Asaoka plays Etsuko, the widow to a retired businessman’s second son, who lives with her father-in-law at his estate. Also there are the father’s other son, Kensuke, now idling away his days as a wastrel with his wife, his daughter and her children, with two retainers, servant Miyo and gardener Saburo. It’s a perverse household, where Etsuko calls the old man ‘father’ but is actually his mistress, and where Etsuko becomes slowly interested in the gardener. It becomes an increasing obsession, so that she seeks various opportunities to seek him out and treats him badly and her obsession only grows the darker when she learns that Saburo has impregnated Miyo. Saburo is coerced into agreeing to marry Miyo, but Etsuko will have none of it and persuades Miyo to have an abortion while Saburo is away for a few days, and Miyo leaves distraught.
Such a study of almost unfathomable obsession could only come from the pen of Yukio Mishima, and its heightened emotions frequently threaten to burst forth from the screen.
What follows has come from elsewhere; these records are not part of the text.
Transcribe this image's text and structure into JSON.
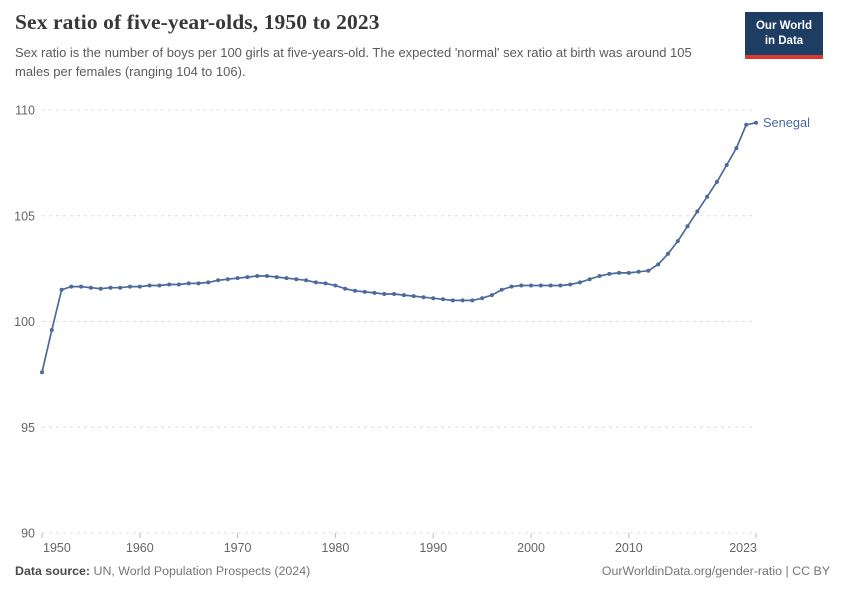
{
  "header": {
    "title": "Sex ratio of five-year-olds, 1950 to 2023",
    "subtitle": "Sex ratio is the number of boys per 100 girls at five-years-old. The expected 'normal' sex ratio at birth was around 105 males per females (ranging 104 to 106).",
    "logo": {
      "line1": "Our World",
      "line2": "in Data",
      "bg_color": "#1d3d63",
      "accent_color": "#dc3a2d"
    }
  },
  "chart_data": {
    "type": "line",
    "title": "Sex ratio of five-year-olds, 1950 to 2023",
    "xlabel": "",
    "ylabel": "",
    "xlim": [
      1950,
      2023
    ],
    "ylim": [
      90,
      110
    ],
    "x_ticks": [
      1950,
      1960,
      1970,
      1980,
      1990,
      2000,
      2010,
      2023
    ],
    "y_ticks": [
      90,
      95,
      100,
      105,
      110
    ],
    "grid": "horizontal-dashed",
    "legend_position": "end-of-line-label",
    "x": [
      1950,
      1951,
      1952,
      1953,
      1954,
      1955,
      1956,
      1957,
      1958,
      1959,
      1960,
      1961,
      1962,
      1963,
      1964,
      1965,
      1966,
      1967,
      1968,
      1969,
      1970,
      1971,
      1972,
      1973,
      1974,
      1975,
      1976,
      1977,
      1978,
      1979,
      1980,
      1981,
      1982,
      1983,
      1984,
      1985,
      1986,
      1987,
      1988,
      1989,
      1990,
      1991,
      1992,
      1993,
      1994,
      1995,
      1996,
      1997,
      1998,
      1999,
      2000,
      2001,
      2002,
      2003,
      2004,
      2005,
      2006,
      2007,
      2008,
      2009,
      2010,
      2011,
      2012,
      2013,
      2014,
      2015,
      2016,
      2017,
      2018,
      2019,
      2020,
      2021,
      2022,
      2023
    ],
    "series": [
      {
        "name": "Senegal",
        "color": "#4C6A9C",
        "values": [
          97.6,
          99.6,
          101.5,
          101.65,
          101.65,
          101.6,
          101.55,
          101.6,
          101.6,
          101.65,
          101.65,
          101.7,
          101.7,
          101.75,
          101.75,
          101.8,
          101.8,
          101.85,
          101.95,
          102.0,
          102.05,
          102.1,
          102.15,
          102.15,
          102.1,
          102.05,
          102.0,
          101.95,
          101.85,
          101.8,
          101.7,
          101.55,
          101.45,
          101.4,
          101.35,
          101.3,
          101.3,
          101.25,
          101.2,
          101.15,
          101.1,
          101.05,
          101.0,
          101.0,
          101.0,
          101.1,
          101.25,
          101.5,
          101.65,
          101.7,
          101.7,
          101.7,
          101.7,
          101.7,
          101.75,
          101.85,
          102.0,
          102.15,
          102.25,
          102.3,
          102.3,
          102.35,
          102.4,
          102.7,
          103.2,
          103.8,
          104.5,
          105.2,
          105.9,
          106.6,
          107.4,
          108.2,
          109.3,
          109.4
        ]
      }
    ],
    "style": {
      "grid_color": "#dcdcdc",
      "tick_color": "#bbbbbb",
      "axis_label_color": "#666666"
    }
  },
  "footer": {
    "datasource_label": "Data source:",
    "datasource_value": " UN, World Population Prospects (2024)",
    "link": "OurWorldinData.org/gender-ratio | CC BY"
  }
}
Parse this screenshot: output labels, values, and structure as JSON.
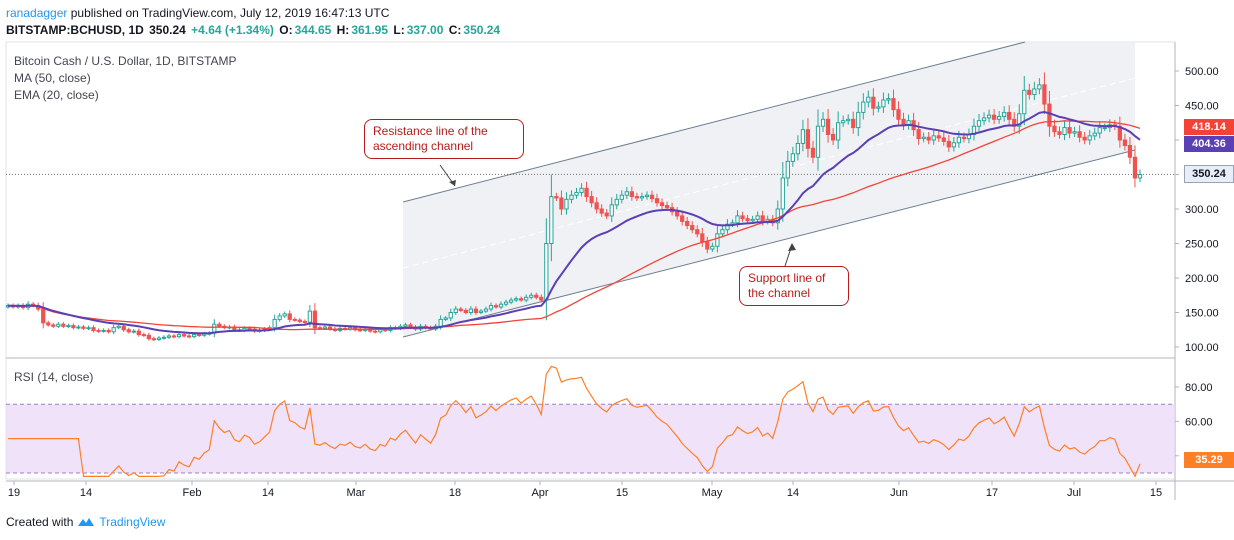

Gorgeously shot in monochrome (aside from a couple of rapturous bursts into blood red) ‘Scope by Yoshio Mamiya, its deliberately overexposed lighting gives whole sequences a sense of delirium. There are portions that play just this side of parody, including a darkly humorous dinner sequence played out to Beethoven’s 5th and Johnnie Walker. There are fine supporting turns from Nakumura and Kusonoki in particular, but it’s Asaoka who dominates as the fulcrum to the piece, portraying Etsuko as equal parts masochist and neurotic, putting her hand in an open flame and not feeling anything, reacting to each and every development with self-absorbed absurdity and feeding on her inherent despair right up to the finale. And in all this, just watch how Kurahara uses his environment, not least a lonely street set on a steep incline and with banked walls on both sides like a relic of Persepolis or Troy or a pair of seemingly derelict greenhouses where the final confrontation takes place.
‘The Temple of the Golden Pavillion’ is one of the greatest novels I’ve ever read. I’d be interested in this film. The obsession angle is no surprise.
It’s a gem, Frederick, and Asaoka proves her worth in every scene.
I’ve also read TEMPLE and completely agree with you there Fred. And I have no doubt Allan has called it perfectly in his typically excellent review of a rarity.
Really this shouldn’t be in the Obscuro being as it’s now on DVD in the Eclipse Kurahara set, but too few people have bought it.
I bought the Eclipse set but stalled after being somewhat underwhelmed by The Warped Ones. Now I have some incentive to finish the set.